STM32 pwm signal and reverse of it

GunkutA · ‎2020-05-28

The MCU I use is STM32F103C8 and I need 2 PWM signals that complete each other to %100 duty cycle. ( ie: PWM1=%60 and PWM2 =%40 ). When one PWM channel is high the other one needs to be low and vice versa.

The important part is, these two PWM signals should not be high at the same time. So I thought using 2 channels in opposite PWM mode. However, duty cycles will be changing and they will not be same throughout the code so while changing the CCR values of these channels, I believe the pattern might be broken and these signals might get high at the same time, even for a short time.

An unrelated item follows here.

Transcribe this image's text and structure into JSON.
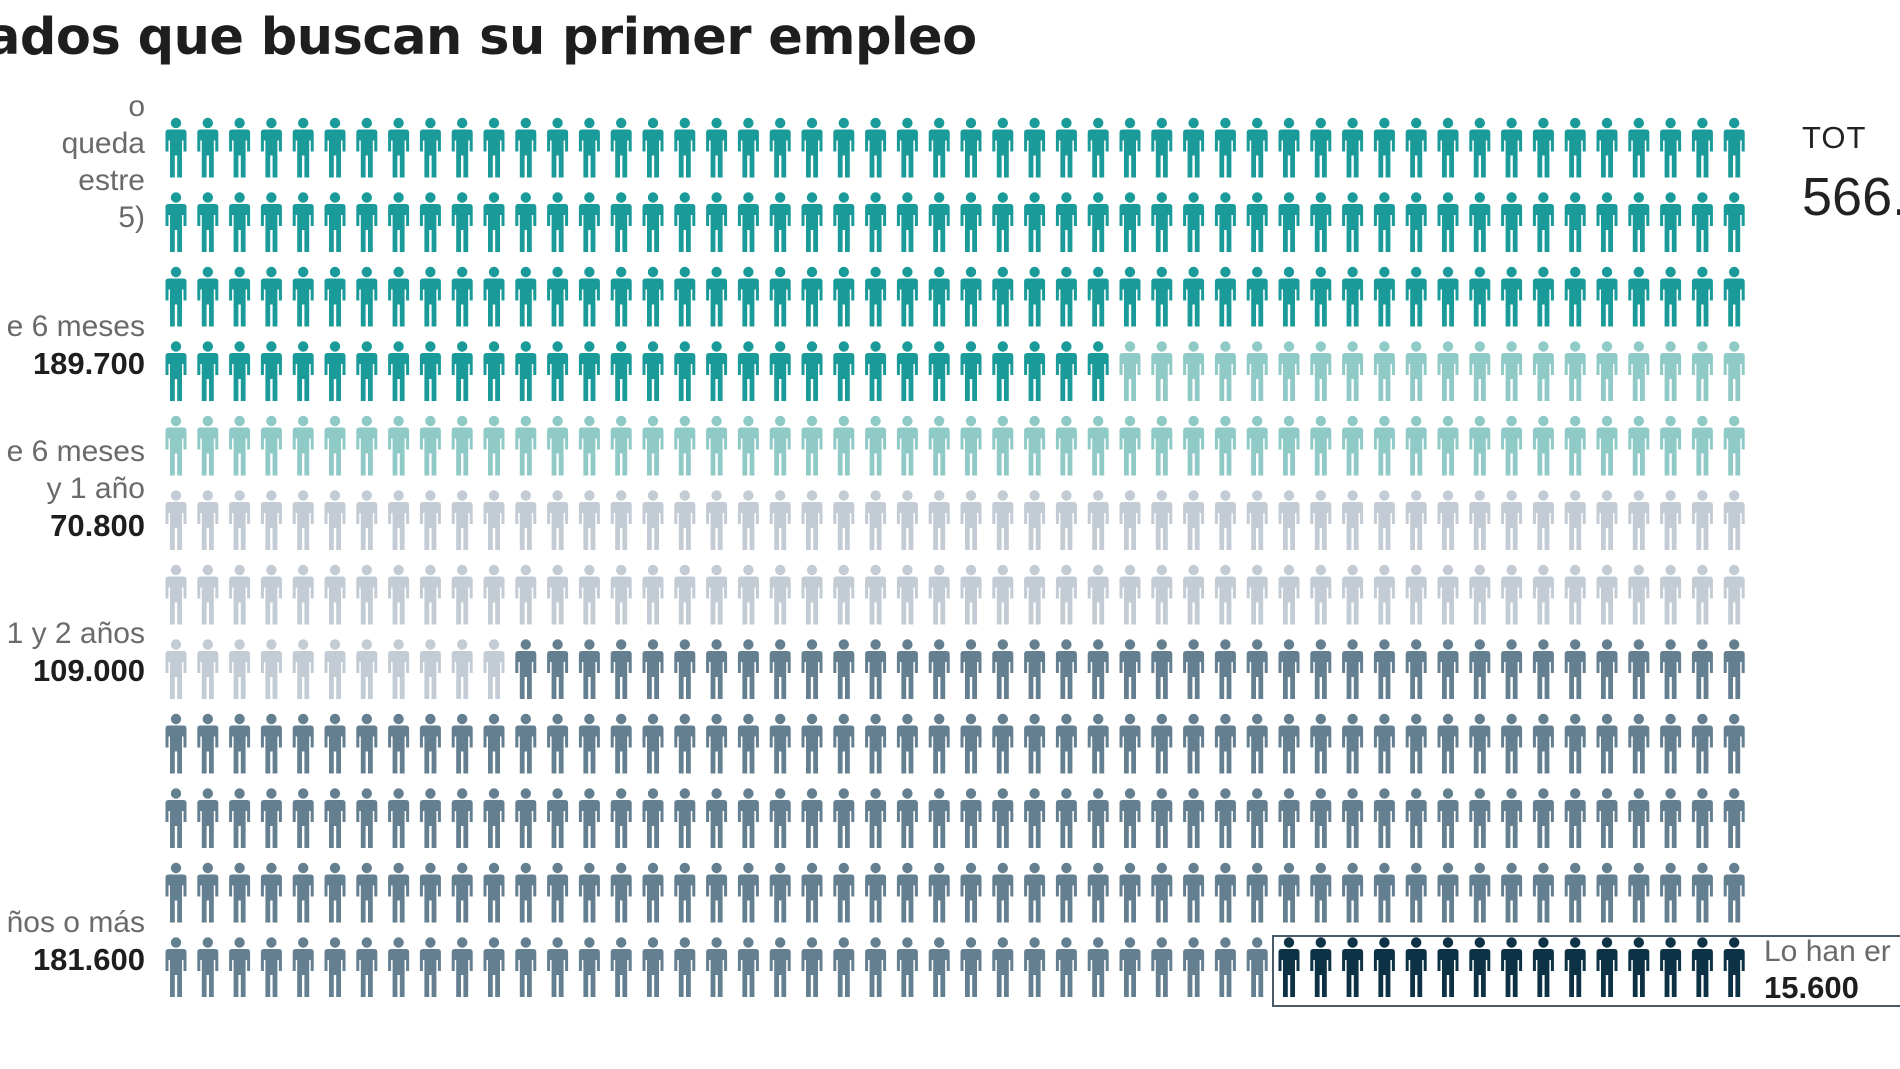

Is there a way that I can follow to maintain that comleting PWM signals without having them high at the same time and is there a precaution or a security measure to prevent making them high at the same time?

Edit:

I need to set dead time around 50 ns, with my clock period 13.8 ns I need to set TIM1_BDTR register's DTG bits to 0x04. (These are the [0-7] bits of the BDTR register). I don't want to change the bits [8-15]. But I am not sure how can I reach and change individual bits in STM32. I guess the way I used to do in PIC does not work in STM.

So I think I can change each bit one by one as this:

TIM1_BDTR= (0<<0); 
 TIM1_BDTR= (0<<1); 
TIM1_BDTR= (1<<2);

But this seems wrong. How can I set last LS 3 bits of TIM1_BDTR to 4?

berendi · ‎2020-05-29

In the STM32F103C8 there is the advanved timer TIM1, where channels 1,2,3 have complementary outputs.

Read 14.3.11 Complementary outputs and dead-time insertion and the description of the TIM1 capture/compare enable register (TIMx_CCER) in the reference manual.

If you can't use TIM1 for some reason, you must ensure that the CCR registers are preloaded (set the TIM_CCMR*_OC*PE bits for those channels), and they are updated within one timer period, this is at best done in the timer update interrupt. This might be tricky when the PWM frequency is above ~100 kHz.

View solution in original post

TDK · ‎2020-05-29

You can use the TIMx_CHx and complementary TIMx_CHxN output like this. This is not available on all channels/timers, but it is available.

You could also use separate channel with opposite polarity as long as you ensure the CCRx is updated at the same time (via shadow register).

If you feel a post has answered your question, please click "Accept as Solution".

GunkutA · ‎2020-05-29

Thanks TDK can you check the Edited part in the main question? I am stuck in a simple step.

berendi · ‎2020-05-29

In the STM32F103C8 there is the advanved timer TIM1, where channels 1,2,3 have complementary outputs.

Read 14.3.11 Complementary outputs and dead-time insertion and the description of the TIM1 capture/compare enable register (TIMx_CCER) in the reference manual.

If you can't use TIM1 for some reason, you must ensure that the CCR registers are preloaded (set the TIM_CCMR*_OC*PE bits for those channels), and they are updated within one timer period, this is at best done in the timer update interrupt. This might be tricky when the PWM frequency is above ~100 kHz.

GunkutA · ‎2020-05-29

Yes berendi thanks. I figured that out. Can you check my simple question in the edit part? It is about reaching and changingindividual registers.

berendi · ‎2020-05-29

You need bitwise operators to change individual bits in a register. I'd recommend using the standard CMSIS device headers. So you can write either

TIM1->BDTR = (TIM1->BDTR & ~TIM_BDTR_DTG) | TIM_BDTR_DTG_2;

or

TIM1->BDTR = (TIM1->BDTR & ~TIM_BDTR_DTG) |
    (4 << TIM_BDTR_DTG_Pos);

& ~TIM_BDTR_DTG clears the whole DTG bitfield, then you can either set individual bits using the TIM_BDTR_DTG_* macros, or put a numerical value in a mult-bit field using << TIM_BDTR_DTG_Pos.

GunkutA · ‎2020-05-29

Thank you. But I need to include header for that CMSIS thing. Am I right?

berendi · ‎2020-05-29

Yes. It is only a header, there is no actual code in it, only data type and macro definitions.

GunkutA · ‎2020-05-29

Thanks 🙂

GunkutA · ‎2020-05-29

Actually I think Dead time is not working as it supposed to. It messes up the duty cycle. When I set 200 kHz PWM with, %50 duty and dead time= 0. It works fine but when I increase the dead time, code puts this time in the 200 kHz PWM signal. So After all duty cycle gets dropped down.. Shouldn't it work like, after the PWM sequence, then dead time comes. Not putting that dead time inside of the PWM Period. Or was it intended?